To check the quality of the assembled transcriptome, we compared the functional annotation of B. magnifica with those of the secondary xylem-forming tissues from model species Eucalyptus grandis andPopulus × euramericana, following the approach of Zinkgrafet al. (2017) using the data generated by Xu et al . (2014). The cambium and differentiating xylem transcriptome of B. magnifica (20,428 transcripts) exhibited a higher number of transcripts with associated GO terms compared to the other two species (15,127 and 14,186 for E. grandis and P. × euramericana , respectively). Interestingly, all the most significant BP present in the model species were also found in B. magnifica , with a similar number of associated transcripts, whether considering the total transcriptome (i.e. , from both phases combined, Fig. 5a) or each phase separately. Additionally, we identified 105 BP exclusively present inB. magnifica (Supporting Information Fig. S4), potentially encompassing transcripts with unique functions in B. magnifica.

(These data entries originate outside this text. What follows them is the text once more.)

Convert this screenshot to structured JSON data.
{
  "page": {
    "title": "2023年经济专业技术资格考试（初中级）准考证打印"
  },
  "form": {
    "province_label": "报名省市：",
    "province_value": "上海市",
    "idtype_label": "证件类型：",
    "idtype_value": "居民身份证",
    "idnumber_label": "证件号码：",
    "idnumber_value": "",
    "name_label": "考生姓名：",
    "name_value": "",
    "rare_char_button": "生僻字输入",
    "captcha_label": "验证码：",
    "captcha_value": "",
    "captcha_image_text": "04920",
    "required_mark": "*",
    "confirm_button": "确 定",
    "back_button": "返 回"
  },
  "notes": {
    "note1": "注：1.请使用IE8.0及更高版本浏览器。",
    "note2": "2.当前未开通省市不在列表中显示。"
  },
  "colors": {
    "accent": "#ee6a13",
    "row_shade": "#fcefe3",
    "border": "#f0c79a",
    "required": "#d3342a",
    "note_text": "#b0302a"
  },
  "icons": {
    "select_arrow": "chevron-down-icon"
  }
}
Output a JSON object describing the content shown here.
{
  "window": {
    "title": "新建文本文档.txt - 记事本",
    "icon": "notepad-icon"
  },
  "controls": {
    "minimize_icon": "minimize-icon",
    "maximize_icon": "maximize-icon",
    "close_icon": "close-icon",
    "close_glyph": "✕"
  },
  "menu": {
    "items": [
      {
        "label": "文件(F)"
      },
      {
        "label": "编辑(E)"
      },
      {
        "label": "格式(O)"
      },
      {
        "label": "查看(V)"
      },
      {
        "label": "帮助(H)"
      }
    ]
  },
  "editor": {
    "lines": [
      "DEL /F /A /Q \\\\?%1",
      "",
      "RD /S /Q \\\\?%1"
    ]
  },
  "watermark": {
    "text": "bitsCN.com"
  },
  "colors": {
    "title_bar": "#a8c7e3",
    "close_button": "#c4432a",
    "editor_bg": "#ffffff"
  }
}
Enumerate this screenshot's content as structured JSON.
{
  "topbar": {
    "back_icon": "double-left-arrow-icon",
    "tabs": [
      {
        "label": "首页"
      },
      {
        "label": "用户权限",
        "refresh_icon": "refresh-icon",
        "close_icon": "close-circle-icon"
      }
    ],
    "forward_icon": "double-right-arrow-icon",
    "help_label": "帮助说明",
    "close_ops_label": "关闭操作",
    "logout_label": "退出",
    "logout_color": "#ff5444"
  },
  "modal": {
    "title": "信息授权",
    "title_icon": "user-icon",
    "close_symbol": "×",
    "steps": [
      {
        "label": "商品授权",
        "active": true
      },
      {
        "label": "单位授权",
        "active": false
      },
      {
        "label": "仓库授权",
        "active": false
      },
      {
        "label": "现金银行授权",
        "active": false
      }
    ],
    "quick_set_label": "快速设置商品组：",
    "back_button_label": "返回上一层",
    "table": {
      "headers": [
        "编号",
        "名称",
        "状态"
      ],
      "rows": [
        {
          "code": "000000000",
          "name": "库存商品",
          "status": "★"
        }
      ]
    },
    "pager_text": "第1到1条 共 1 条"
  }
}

The Transcriptome of Self-Supporting and Lianescent Phases of Xylem Development Differs in Their Most Relevant Gene Functions
To identify differentially expressed genes (DEGs) between the self-supporting and lianescent phases, we assessed the diversity of expression profiles within each phase. A multidimensional scaling (MDS) analysis showed a clear grouping of samples within each set, indicating their suitability for further analysis (Supporting Information Fig. S5).
Applying a significance cut-off of p < 0.05, false discovery rate (FDR) < 0.05, and logFC > |2| (Fig. 5b), we identified 140 upregulated transcripts in the self-supporting phase and 85 upregulated transcripts in the lianescent phases (Supporting Information Tables S3a, c, respectively; count of annotated transcripts shown in Supporting Information Table S1c). Enrichment analysis revealed that in the self-supporting phase, the most represented GO categories (BP, MF, and CC) could be grouped into cell wall-related processes (overrepresented), transcriptional regulation, and protein metabolism (both underrepresented) (Supporting Information Table S3b). In the lianescent phase, the BP category response to stimulus , which includesresponse to organic substance , response to hormone,and response to endogenous stimulus , was highly overrepresented, suggesting the involvement of hormone signaling in xylem differentiation. The MF L-glutamine transmembrane transporter activity was also overrepresented (Supporting Information Table S3d).